Unsurprisingly the burns imagery caused visible reactions from participants, varying expressions of distaste. One user found it rather hard to look.

But something worth noting is the difference between observation and insight, and the importance of need and context.

Our context was a lab setting. No one was suffering from burns at that moment, so there wasn’t a need to see a gross burns image. In another context (being burnt quite badly), that need then manifests.

On the other hand, during a triage, you may pass through a question like this in order to rule something out. If you can confidently answer “nope, not that” without having to view graphic imagery, perhaps we shouldn’t shove such imagery in your face.

We observed people seeing graphic content and reacting to it in various ways.
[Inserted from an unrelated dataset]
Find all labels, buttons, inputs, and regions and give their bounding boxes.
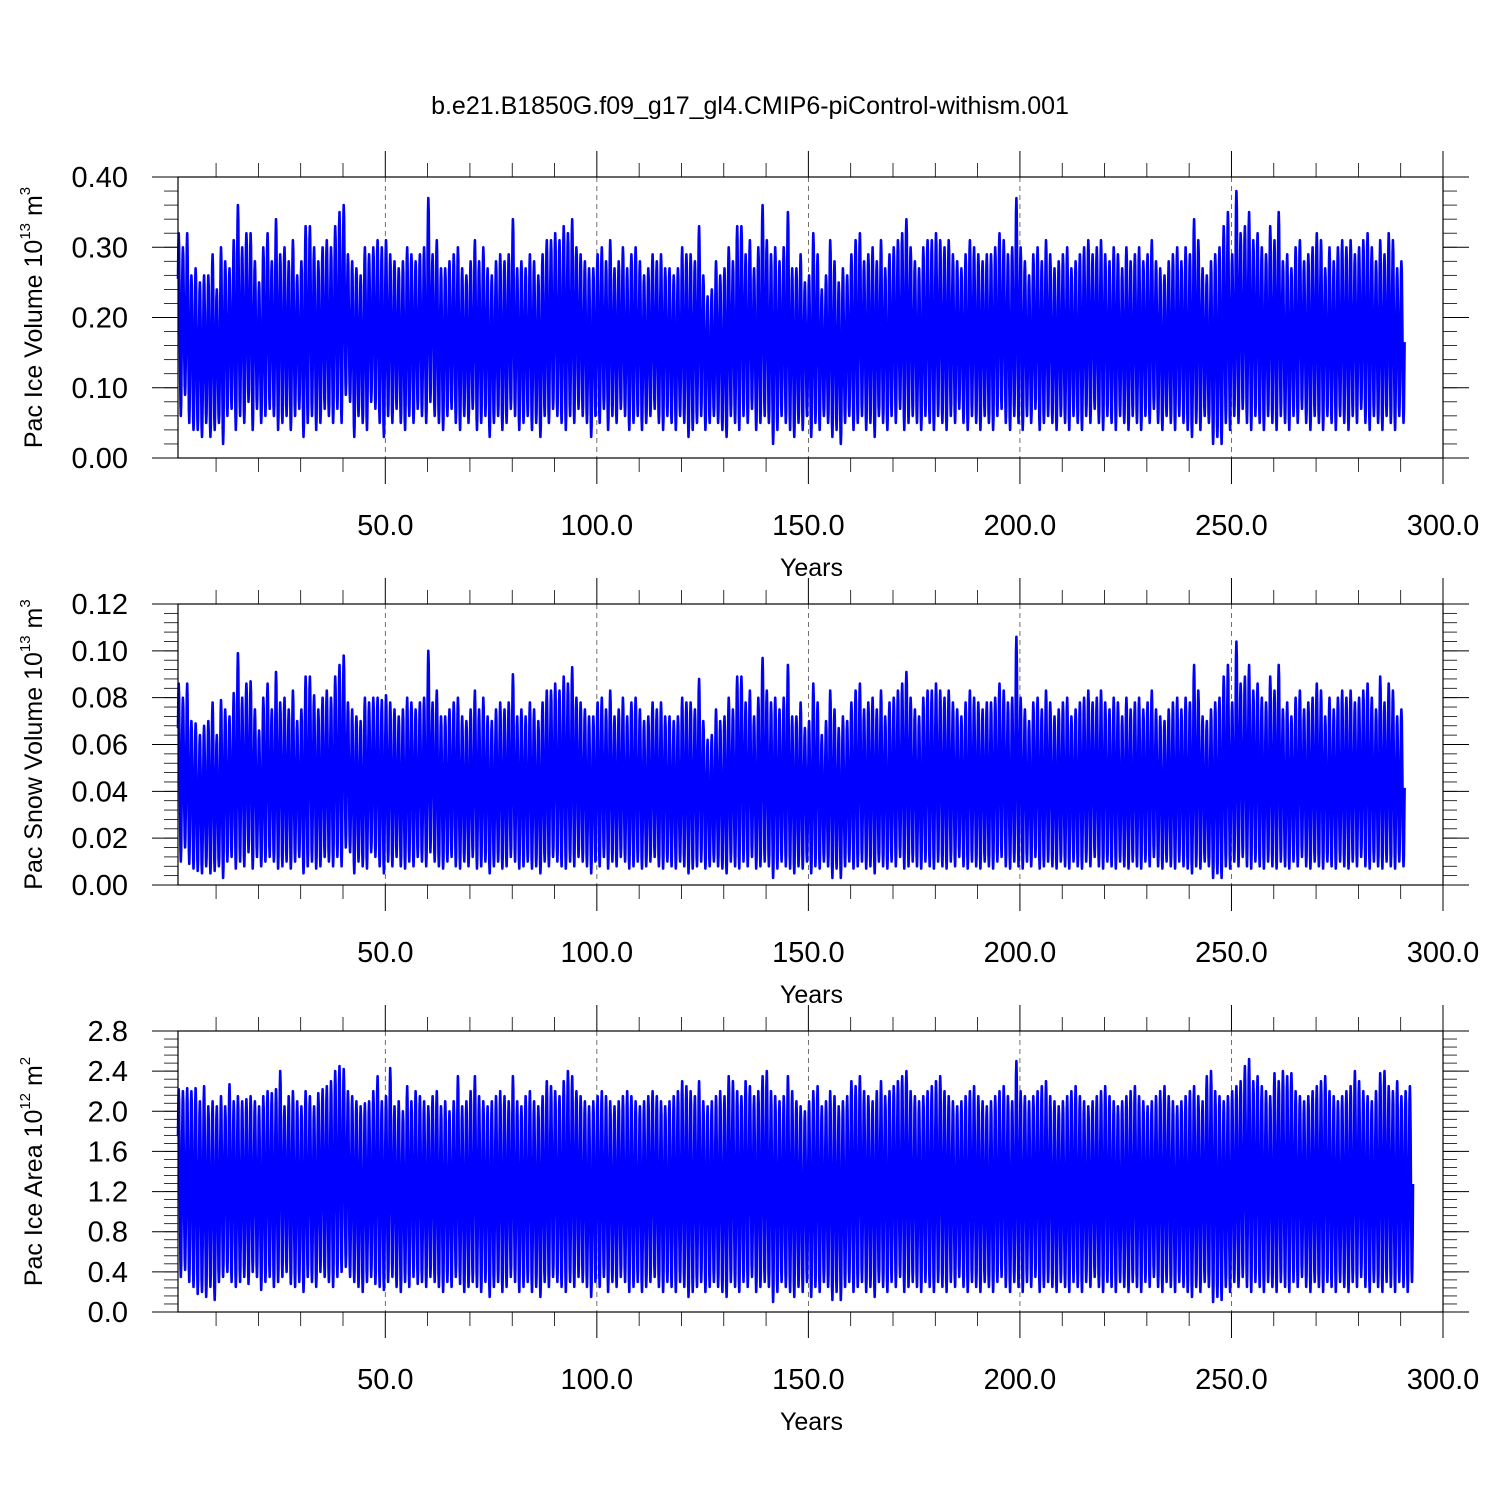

Everyone understood (and mentioned) that graphic imagery would help them answer the question if they were in such a situation.

Our insight is:

  • showing graphic content can be really effective - it’s certainly noticeable
  • reactions of distaste aren’t necessarily a reason to reject the idea
  • we might need a way to forewarn people when the context is not exact

What next?

One thing we’re going to look at is how we might warn people that something graphic is present. The current interaction “show me…” means that something minimal and very simple can be tried — “… (graphic imagery)”

There’s a bit of thinking to do around loading if we’re really worried about people being squeamish — is there a way of trying to minimise the possibility of a flash of gross images as they load? A bit of looking into render blocking might mean it’s a bit of a non-issue, but we don’t yet know that.

Other challenges are bigger. Where do we source media from? What about cost? What about differing skin tones?

Certainly something to be looking into. These early tryouts show the idea certainly has legs.